2018 Fiscal Year Annual Research Report
電気化学と一細胞解析によって見出された新規嫌気アンモニア酸化代謝の機構解明
Project/Area Number |
18J11933
|
Research Institution | The University of Tokyo |
Principal Investigator |
齋藤 淳貴 東京大学, 先端科学技術研究センター, 特別研究員(DC2)
|
Project Period (FY) |
2018-04-25 – 2020-03-31
|
Keywords | S. oneidensis MR-1 / 嫌気アンモニア酸化 / 一酸化窒素 / 脱窒 / 細胞外電子移動 / 微生物燃料電池 / Pseudonomas denitrificans / 廃水処理 |
Outline of Annual Research Achievements |
本研究では、Shewanella oneidensis MR-1によるアンモニア酸化の機構解明を目指している。この反応は無酸素環境で進行するが、生成物として酸素原子を含む一酸化窒素(NO)が生じるため、酸素源となる反応物を探索した。培地の緩衝剤を炭酸水素ナトリウムからTAPS(安定で反応に関与しない)に変更して実験を行ったところ、変更前と同様のNO生成が見られたこと、及び酸素源となる主な溶質は炭酸水素ナトリウムのみであることから、水が反応の酸素源であることが示唆された。さらに、酸素を同位体標識した水の同位体18O-H2Oを添加した条件で実験を行い、質量分析により生成物を測定した結果、18Oを含むNOの生成が確認された。この結果より、反応生成物の酸素源は培地中の微量成分(例えばモリブデン酸塩)や、大気から反応容器中に漏れこんだ酸素分子ではないことが示された。MR-1によるアンモニア酸化に関わる反応物質を特定できたことは、この反応の機構解明に近づく大きな進展だと言える。 また、生成物であるNOは外膜電子伝達タンパク質に結合し、電子移動を阻害することが知られているため、NOを無害なN2へ還元できるPseudonomas denitrificansをMR-1と共存させることにより、反応の阻害が緩和されるか検討した。NOの蓄積が予想されるアンモニア酸化電流減少中にPseudonomasを添加した結果、電流値が大幅に増加した。

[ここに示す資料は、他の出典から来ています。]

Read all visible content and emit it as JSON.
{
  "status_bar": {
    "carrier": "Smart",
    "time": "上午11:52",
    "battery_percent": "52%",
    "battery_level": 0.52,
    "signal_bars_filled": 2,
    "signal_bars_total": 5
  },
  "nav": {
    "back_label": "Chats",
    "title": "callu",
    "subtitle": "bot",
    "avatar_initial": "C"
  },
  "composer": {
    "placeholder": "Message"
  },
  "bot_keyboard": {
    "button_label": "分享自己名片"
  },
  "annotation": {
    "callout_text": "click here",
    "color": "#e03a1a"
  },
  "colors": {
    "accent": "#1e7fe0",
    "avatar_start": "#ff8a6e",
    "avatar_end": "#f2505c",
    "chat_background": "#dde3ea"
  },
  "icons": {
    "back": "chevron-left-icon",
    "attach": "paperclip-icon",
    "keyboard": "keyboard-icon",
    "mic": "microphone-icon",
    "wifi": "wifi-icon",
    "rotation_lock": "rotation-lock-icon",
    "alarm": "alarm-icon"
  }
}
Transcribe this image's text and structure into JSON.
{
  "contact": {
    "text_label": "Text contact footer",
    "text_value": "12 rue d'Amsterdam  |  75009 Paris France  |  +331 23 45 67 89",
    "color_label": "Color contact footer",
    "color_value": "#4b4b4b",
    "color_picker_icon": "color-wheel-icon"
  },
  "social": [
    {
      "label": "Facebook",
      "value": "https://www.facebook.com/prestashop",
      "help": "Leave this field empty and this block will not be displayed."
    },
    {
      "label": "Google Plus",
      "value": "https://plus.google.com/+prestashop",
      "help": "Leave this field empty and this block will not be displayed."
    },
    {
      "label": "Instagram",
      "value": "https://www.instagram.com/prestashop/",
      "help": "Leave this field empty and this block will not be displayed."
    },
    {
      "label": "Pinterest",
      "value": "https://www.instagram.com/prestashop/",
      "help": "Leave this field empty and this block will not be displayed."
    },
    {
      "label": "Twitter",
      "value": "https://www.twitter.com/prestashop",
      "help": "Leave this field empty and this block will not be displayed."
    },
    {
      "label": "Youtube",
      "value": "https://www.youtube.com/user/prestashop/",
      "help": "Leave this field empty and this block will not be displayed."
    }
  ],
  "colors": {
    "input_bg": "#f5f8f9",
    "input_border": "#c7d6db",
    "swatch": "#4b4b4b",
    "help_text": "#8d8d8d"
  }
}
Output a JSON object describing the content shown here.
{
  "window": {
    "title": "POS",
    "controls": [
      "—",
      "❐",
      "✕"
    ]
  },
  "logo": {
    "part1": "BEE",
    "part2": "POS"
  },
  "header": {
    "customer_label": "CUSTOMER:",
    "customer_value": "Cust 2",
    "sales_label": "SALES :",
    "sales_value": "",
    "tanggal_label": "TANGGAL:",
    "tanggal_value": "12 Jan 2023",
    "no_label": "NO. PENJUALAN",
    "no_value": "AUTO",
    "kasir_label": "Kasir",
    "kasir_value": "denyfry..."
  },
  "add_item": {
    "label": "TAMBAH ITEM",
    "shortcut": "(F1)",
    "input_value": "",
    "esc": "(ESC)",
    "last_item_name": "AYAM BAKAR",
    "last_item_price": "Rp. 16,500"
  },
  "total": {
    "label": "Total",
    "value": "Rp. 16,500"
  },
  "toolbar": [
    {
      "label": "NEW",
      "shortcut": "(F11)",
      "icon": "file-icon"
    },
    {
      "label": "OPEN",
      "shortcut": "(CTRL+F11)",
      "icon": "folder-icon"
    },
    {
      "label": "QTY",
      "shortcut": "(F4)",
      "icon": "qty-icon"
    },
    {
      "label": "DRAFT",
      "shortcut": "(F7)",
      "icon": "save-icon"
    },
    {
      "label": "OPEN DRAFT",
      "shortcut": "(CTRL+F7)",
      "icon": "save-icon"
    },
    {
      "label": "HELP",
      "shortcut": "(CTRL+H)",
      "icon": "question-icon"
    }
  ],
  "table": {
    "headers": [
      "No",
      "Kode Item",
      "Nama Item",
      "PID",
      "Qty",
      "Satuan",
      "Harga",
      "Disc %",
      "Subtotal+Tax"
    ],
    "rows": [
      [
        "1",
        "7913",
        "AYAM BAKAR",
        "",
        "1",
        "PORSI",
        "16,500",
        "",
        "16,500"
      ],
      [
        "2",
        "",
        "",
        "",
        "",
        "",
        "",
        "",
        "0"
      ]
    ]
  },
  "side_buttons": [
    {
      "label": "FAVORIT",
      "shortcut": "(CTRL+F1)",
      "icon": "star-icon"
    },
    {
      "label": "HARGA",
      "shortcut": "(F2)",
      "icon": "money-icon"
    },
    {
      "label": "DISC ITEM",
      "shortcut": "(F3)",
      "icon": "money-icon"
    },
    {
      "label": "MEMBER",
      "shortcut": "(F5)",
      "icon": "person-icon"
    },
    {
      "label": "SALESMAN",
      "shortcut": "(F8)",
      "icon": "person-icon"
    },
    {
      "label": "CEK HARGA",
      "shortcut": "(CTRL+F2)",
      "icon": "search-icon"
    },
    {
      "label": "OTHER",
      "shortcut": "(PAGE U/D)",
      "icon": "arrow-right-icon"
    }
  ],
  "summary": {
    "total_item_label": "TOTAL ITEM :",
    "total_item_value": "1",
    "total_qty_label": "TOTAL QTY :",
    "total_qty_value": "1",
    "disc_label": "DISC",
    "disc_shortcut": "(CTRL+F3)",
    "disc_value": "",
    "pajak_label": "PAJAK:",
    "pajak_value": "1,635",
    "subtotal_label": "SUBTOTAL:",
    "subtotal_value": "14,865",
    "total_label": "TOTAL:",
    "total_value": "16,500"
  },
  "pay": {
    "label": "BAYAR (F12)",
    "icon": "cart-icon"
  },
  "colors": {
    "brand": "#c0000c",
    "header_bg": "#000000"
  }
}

この結果は、自然界でも同様の共生的アンモニア酸化が進行している可能性を示唆する他、この反応を工業的に利用する際の反応効率改善の指針を与えるものである。また、蛍光in situハイブリダイゼーション法により、電極上のそれぞれの菌の分布を観察した結果、電流生成を行うのはMR-1のみであるにも関わらず、MR-1と同程度の数のPseudomonasが電極上に見られた。これは、PseudomonasがNOを利用するためにMR-1の近傍に好んで存在していることを示唆している。
|
Current Status of Research Progress |
Current Status of Research Progress
2: Research has progressed on the whole more than it was originally planned.
Reason
予定通り、Shewanella oneidensis MR-1によるアンモニア酸化において酸素源として利用されている物質を特定できた。また、NOを無害化するPseudonomas denitrificansをMR-1と共存させることにより反応を促進するというアイデアについて検討し、うまく機能することが確かめられた。以上より、研究はおおむね順調に進展しているといえる。なお、蛍光in situハイブリダイゼーション法により2種の菌の分布については確認できたが、ナノワイヤの形成などの相互作用は見られなかったため、この反応促進の機構解明は今後の課題である。また、2019年度の研究に使用する、DNA内に無作為な遺伝子変異を導入したMR-1の変異株ライブラリーの作製も行った。 なお、アンモニア酸化とは直接関係しないものの、高分解能二次イオン質量分析(NanoSIMS)を使った測定により、MR-1の集団内における各個体の代謝について興味深い現象が観測できたので、これに関する分析も進めている。
|
Strategy for Future Research Activity |
MR-1株の変異株ライブラリーからアンモニア酸化を行わない変異株を選出し、破壊された遺伝子を分析することで、アンモニア酸化を担う目的遺伝子を特定する。まずは寒天培地を用いた選別を試すが、これがうまくいかない場合には、NO検出用蛍光試薬とセルソーターを用いた選別法を用いる。なお、後者の方法を用いた場合には目的変異株とそれ以外の株の混合物が得られると考えられるため、次世代シーケンサーを利用する事により、元の変異株ライブラリーと比べて増加した変異挿入箇所を探すことにより、目的遺伝子を特定する。アンモニア酸化を担う遺伝子を明らかにできた後は、類似の遺伝子を持つ微生物種を探索することで、Feammoxとの関連を検討する。また、塩基配列から予想されるアミノ酸配列を元に、新規アンモニア酸化代謝の反応機構にも迫る。 また、2018年度に観測されたMR-1の代謝に関する現象についても解析を進め、アンモニア酸化とともにそれぞれ論文にまとめる予定である。